I’ll keep an eye on all those names for you.
Financials.
Nothing but perfection.
Strong & constant revenue growth - up 16% YoY, but most importantly, an excellent & optimized expense management as total costs only grew 9.3% despite strong R&D growth - balanced by G&A decline due to lower legal costs, which results in higher margins globally, higher EPS combined with the company’s massive buybacks & more cash generation - $10.33B of FCF, hence an insane balance sheet of $70.23B cash & $42B of net debt.
Guidance.
Management gave itself lots of room for the next quarter with a very large guidance, ranging from 9% to 16% YoY growth.
“We expect second quarter 2025 total revenue to be in the range of $42.5-45.5 billion. Our guidance assumes foreign currency is an approximately 1% tailwind to year-over-year total revenue growth, based on current exchange rates.”
Many companies are completely lost in the actual political landscape so we can’t blame them but will need to wait & see.
My Take & Valuation.
Meta remains strong, no doubts here.
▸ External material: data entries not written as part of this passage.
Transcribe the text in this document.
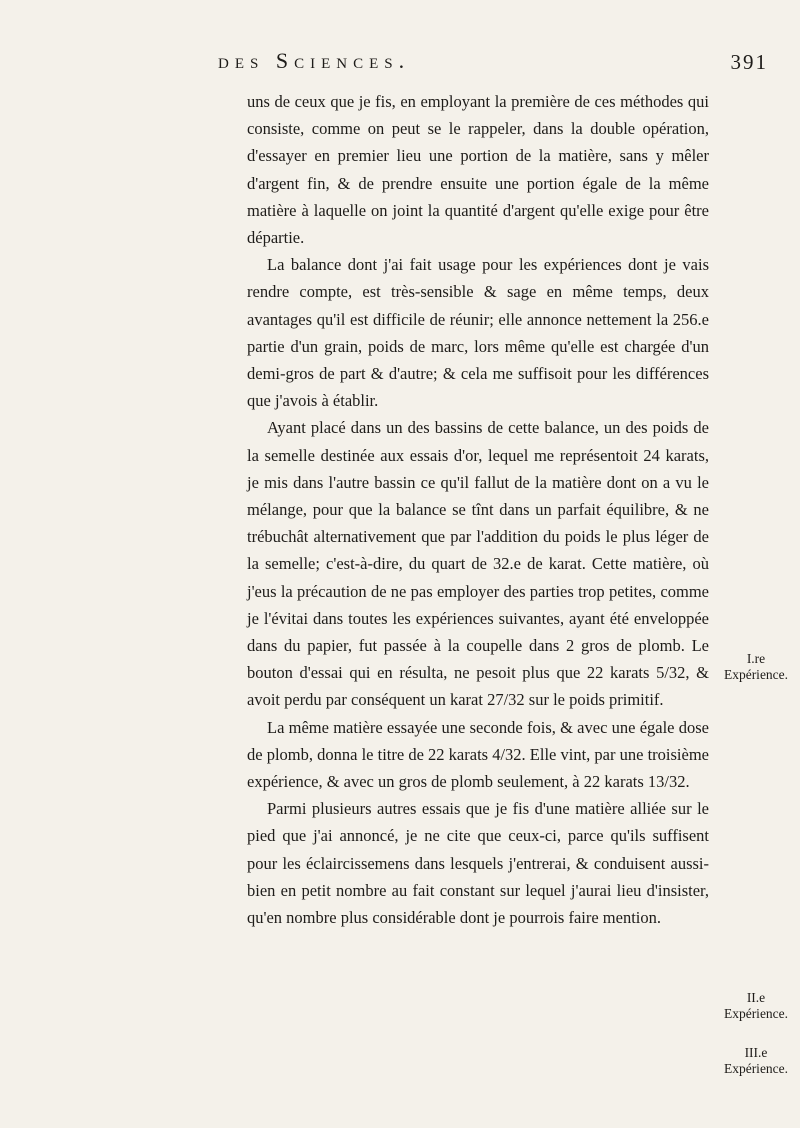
des Sciences.	391

uns de ceux que je fis, en employant la première de ces méthodes qui consiste, comme on peut se le rappeler, dans la double opération, d'essayer en premier lieu une portion de la matière, sans y mêler d'argent fin, & de prendre ensuite une portion égale de la même matière à laquelle on joint la quantité d'argent qu'elle exige pour être départie.

La balance dont j'ai fait usage pour les expériences dont je vais rendre compte, est très-sensible & sage en même temps, deux avantages qu'il est difficile de réunir; elle annonce nettement la 256.e partie d'un grain, poids de marc, lors même qu'elle est chargée d'un demi-gros de part & d'autre; & cela me suffisoit pour les différences que j'avois à établir.

Ayant placé dans un des bassins de cette balance, un des poids de la semelle destinée aux essais d'or, lequel me représentoit 24 karats, je mis dans l'autre bassin ce qu'il fallut de la matière dont on a vu le mélange, pour que la balance se tînt dans un parfait équilibre, & ne trébuchât alternativement que par l'addition du poids le plus léger de la semelle; c'est-à-dire, du quart de 32.e de karat. Cette matière, où j'eus la précaution de ne pas employer des parties trop petites, comme je l'évitai dans toutes les expériences suivantes, ayant été enveloppée dans du papier, fut passée à la coupelle dans 2 gros de plomb. Le bouton d'essai qui en résulta, ne pesoit plus que 22 karats 5/32, & avoit perdu par conséquent un karat 27/32 sur le poids primitif.

La même matière essayée une seconde fois, & avec une égale dose de plomb, donna le titre de 22 karats 4/32. Elle vint, par une troisième expérience, & avec un gros de plomb seulement, à 22 karats 13/32.

Parmi plusieurs autres essais que je fis d'une matière alliée sur le pied que j'ai annoncé, je ne cite que ceux-ci, parce qu'ils suffisent pour les éclaircissemens dans lesquels j'entrerai, & conduisent aussi-bien en petit nombre au fait constant sur lequel j'aurai lieu d'insister, qu'en nombre plus considérable dont je pourrois faire mention.

I.re Expérience.
II.e Expérience.
III.e Expérience.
Business is booming & certainly won’t stop as even the worst recession won’t impact its network effect, nor the time spent on their apps, nor their advertising systems to improve... It sure can reduce total advertising spending but in time, nothing will really change. Except that they will be better at everything they do when it comes back.
This is why Meta is one of my top 5 favorite stocks & a blue chip I only accumulate as long as the price is below what I believe to be an optimum buying price for a long-term position.
This model assumes a 10% & 12% CAGR growth until FY26 & FY29 respectively, 42% of net margins, 2% of returns to shareholders & multiples equal to Meta’s 5Y average at x25 earnings & x7 sales.
I remain overly bullish for Meta’s next decade and really want to be part of it. The next year could be a bit challenging due to the reasons shared above but I will not mind accumulating this name & accept a paper loss, until the economy & politics turn around, as I am pretty convinced Meta will be stronger by then.